Miscellaneous
Satyarthi credits people of India, Nepal for Nobel
Nobel Laureate Kailash Satyarthi has said the award is a special honour bestowed upon the citizens of both India and Nepal.
Devendra Bhattarai
“I have taken Nepal as the second workplace since I raised my voice against child slavery and injustice in India,” the Nobel laureate told the Post on Monday. He said he would visit Nepal in December third week to express gratitude to the Nepali people. “It’s my primary duty to thank the Nepali people as they share the credit for my award,” he said.
Satyarthi was awarded the Nobel Peace Prize jointly with 17-year-old Pakistani student and education activist Malala Yousafzai. The Norwegian Nobel Committee conferred them for their struggle against child slavery, exploitative child labour and for the right of all children to education.
Satyarthi, 60, has been campaigning for an end to child exploitation with his organisation Bachpan Bachao Andolan (BBA) in India since 1980, giving up his career as an electrical engineer. His campaign crossed the border and made a mark in Nepal, Bangladesh and Pakistan.
“I knew there was a huge number of child labourers and children deprived of their rights in Nepal when I started the campaign in India,” Satyarthi told the Post at his office in Kalkaji before setting out for a meeting with Indian National Congress Chairperson Soniya Gandhi.
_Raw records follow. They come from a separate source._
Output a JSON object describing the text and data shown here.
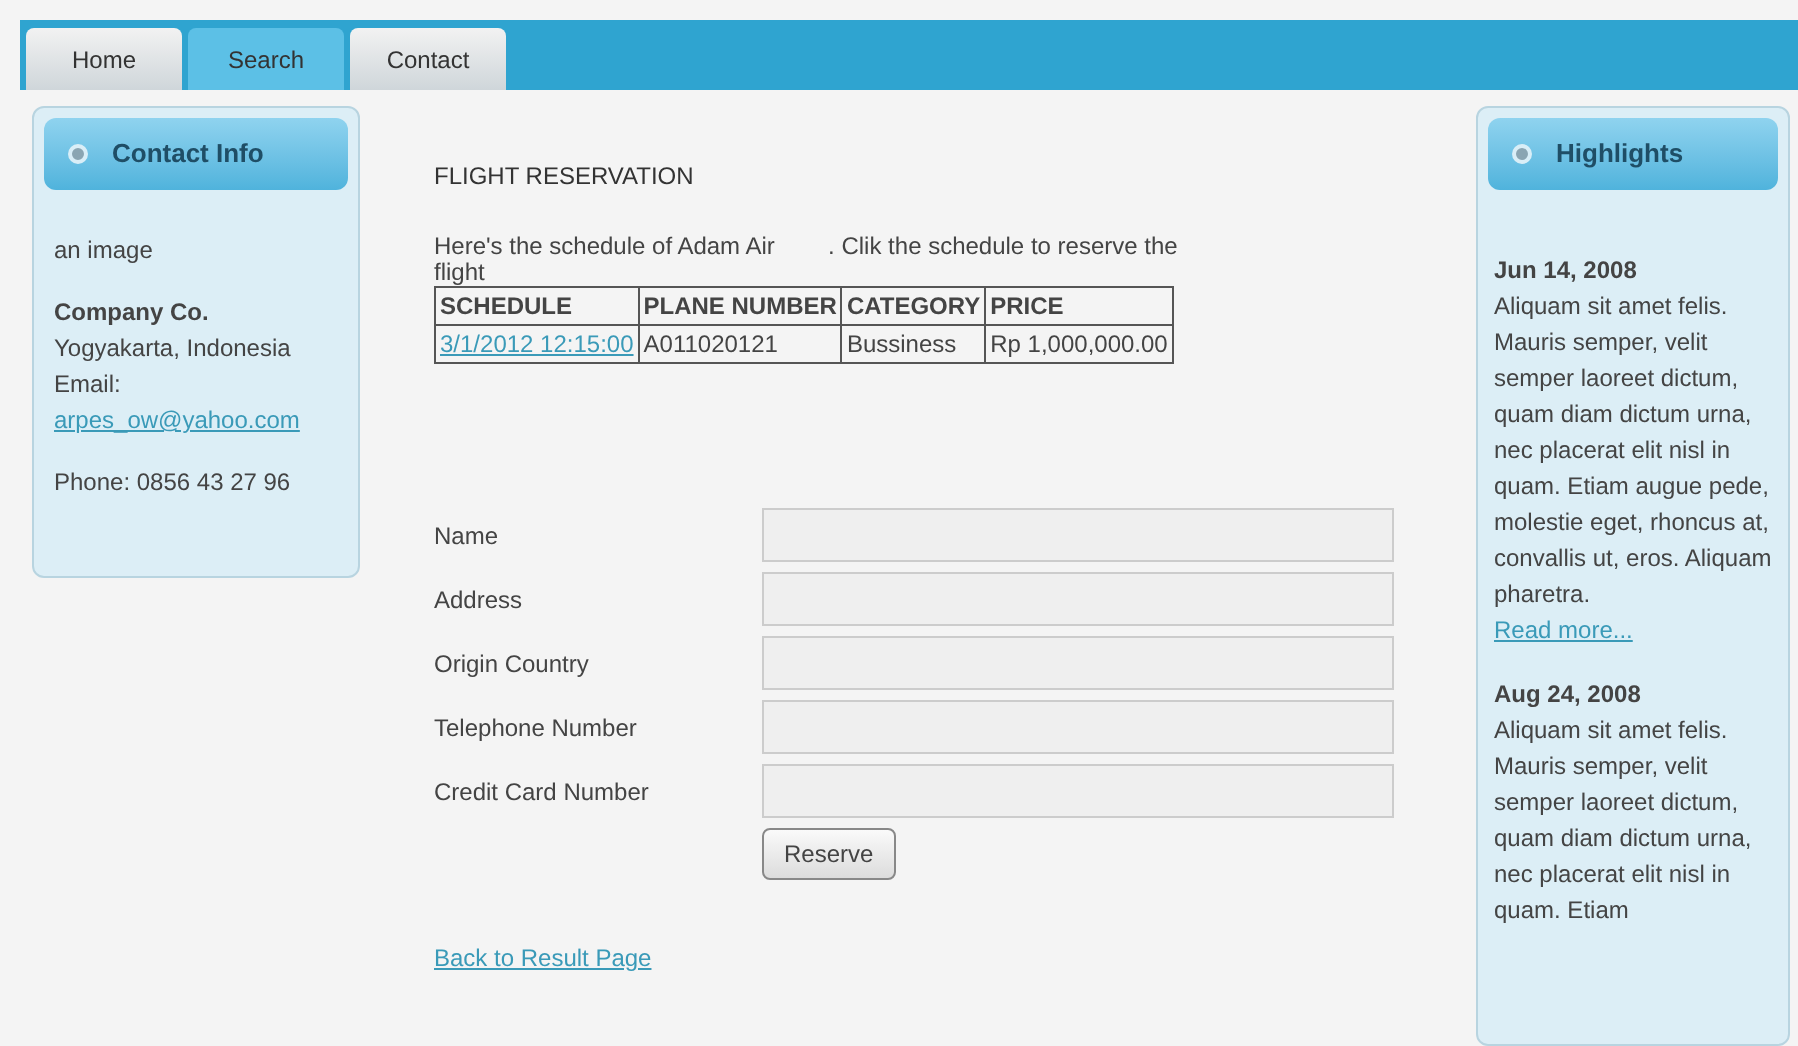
{
  "tabs": [
    {
      "label": "Home",
      "selected": false
    },
    {
      "label": "Search",
      "selected": true
    },
    {
      "label": "Contact",
      "selected": false
    }
  ],
  "contact_panel": {
    "title": "Contact Info",
    "image_alt": "an image",
    "company": "Company Co.",
    "address": "Yogyakarta, Indonesia",
    "email_label": "Email:",
    "email": "arpes_ow@yahoo.com",
    "phone": "Phone: 0856 43 27 96"
  },
  "main": {
    "title": "FLIGHT RESERVATION",
    "intro": "Here's the schedule of Adam Air        . Clik the schedule to reserve the flight",
    "table": {
      "columns": [
        "SCHEDULE",
        "PLANE NUMBER",
        "CATEGORY",
        "PRICE"
      ],
      "rows": [
        [
          "3/1/2012 12:15:00",
          "A011020121",
          "Bussiness",
          "Rp 1,000,000.00"
        ]
      ]
    },
    "form": {
      "fields": [
        {
          "label": "Name"
        },
        {
          "label": "Address"
        },
        {
          "label": "Origin Country"
        },
        {
          "label": "Telephone Number"
        },
        {
          "label": "Credit Card Number"
        }
      ],
      "submit": "Reserve"
    },
    "back_link": "Back to Result Page"
  },
  "highlights_panel": {
    "title": "Highlights",
    "items": [
      {
        "date": "Jun 14, 2008",
        "text": "Aliquam sit amet felis. Mauris semper, velit semper laoreet dictum, quam diam dictum urna, nec placerat elit nisl in quam. Etiam augue pede, molestie eget, rhoncus at, convallis ut, eros. Aliquam pharetra.",
        "link": "Read more..."
      },
      {
        "date": "Aug 24, 2008",
        "text": "Aliquam sit amet felis. Mauris semper, velit semper laoreet dictum, quam diam dictum urna, nec placerat elit nisl in quam. Etiam"
      }
    ]
  }
}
Satyarthi actively campaigned against child labour in carpet factories in Kathmandu while he worked with Rugmark Foundation, Nepal. He said he would not have reached the position had it not been for the help of the activists and awareness of social organisations in Nepal.
The Nobel laureate remembered former prime minister Sher Bahadur Deuba and rights activists Padma Ratna Tuladhar and Gauri Pradhan, among others, for their support to his campaign.
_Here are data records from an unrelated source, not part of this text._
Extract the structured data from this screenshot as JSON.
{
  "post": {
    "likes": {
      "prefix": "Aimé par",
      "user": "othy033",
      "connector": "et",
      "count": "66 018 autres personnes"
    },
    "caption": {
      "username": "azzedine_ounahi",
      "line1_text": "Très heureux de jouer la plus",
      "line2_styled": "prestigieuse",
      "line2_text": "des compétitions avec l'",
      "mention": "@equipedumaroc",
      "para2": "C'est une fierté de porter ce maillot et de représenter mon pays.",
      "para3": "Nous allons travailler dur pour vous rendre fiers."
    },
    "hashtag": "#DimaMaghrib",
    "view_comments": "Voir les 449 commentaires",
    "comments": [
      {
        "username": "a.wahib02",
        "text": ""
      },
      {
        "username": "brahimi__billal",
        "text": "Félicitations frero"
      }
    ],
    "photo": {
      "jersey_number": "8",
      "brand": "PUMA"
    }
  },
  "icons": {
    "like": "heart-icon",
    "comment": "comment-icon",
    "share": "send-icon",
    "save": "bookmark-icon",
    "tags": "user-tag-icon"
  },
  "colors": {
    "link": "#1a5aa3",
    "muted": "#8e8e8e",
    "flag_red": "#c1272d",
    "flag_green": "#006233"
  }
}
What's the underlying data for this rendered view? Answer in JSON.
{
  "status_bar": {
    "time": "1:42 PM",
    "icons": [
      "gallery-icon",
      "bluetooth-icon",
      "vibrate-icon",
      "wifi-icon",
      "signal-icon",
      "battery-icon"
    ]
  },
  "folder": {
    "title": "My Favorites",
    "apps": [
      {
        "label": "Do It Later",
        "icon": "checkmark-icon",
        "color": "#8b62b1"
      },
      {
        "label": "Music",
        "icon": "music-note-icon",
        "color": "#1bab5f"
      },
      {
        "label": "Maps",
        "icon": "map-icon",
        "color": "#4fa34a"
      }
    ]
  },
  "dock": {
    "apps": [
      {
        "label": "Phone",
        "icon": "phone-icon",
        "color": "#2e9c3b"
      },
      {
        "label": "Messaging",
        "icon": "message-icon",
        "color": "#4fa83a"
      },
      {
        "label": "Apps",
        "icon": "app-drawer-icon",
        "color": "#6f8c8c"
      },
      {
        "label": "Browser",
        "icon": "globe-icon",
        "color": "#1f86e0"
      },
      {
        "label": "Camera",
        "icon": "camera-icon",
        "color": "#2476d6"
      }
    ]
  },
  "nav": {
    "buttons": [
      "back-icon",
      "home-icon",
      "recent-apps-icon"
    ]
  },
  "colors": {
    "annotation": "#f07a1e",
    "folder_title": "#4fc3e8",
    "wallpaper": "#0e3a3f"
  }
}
Satyarthi’s campaign has helped rescue and rehabilitate more than 12,000 Nepali children working in Indian circuses, embroidery factories and households. He risked his life rescuing 14 Nepali children from a circus in Gonda, Lucknow, in 2004. The BBA has rescued and rehabilitated about 84,000 children since its establishment.
Satyarthi recalled his participation in Nepal’s democratic movement in 1990. “I was one of the Indians who staged a sit-in before the Nepali Embassy in Barakhamba and was sent to police custody.”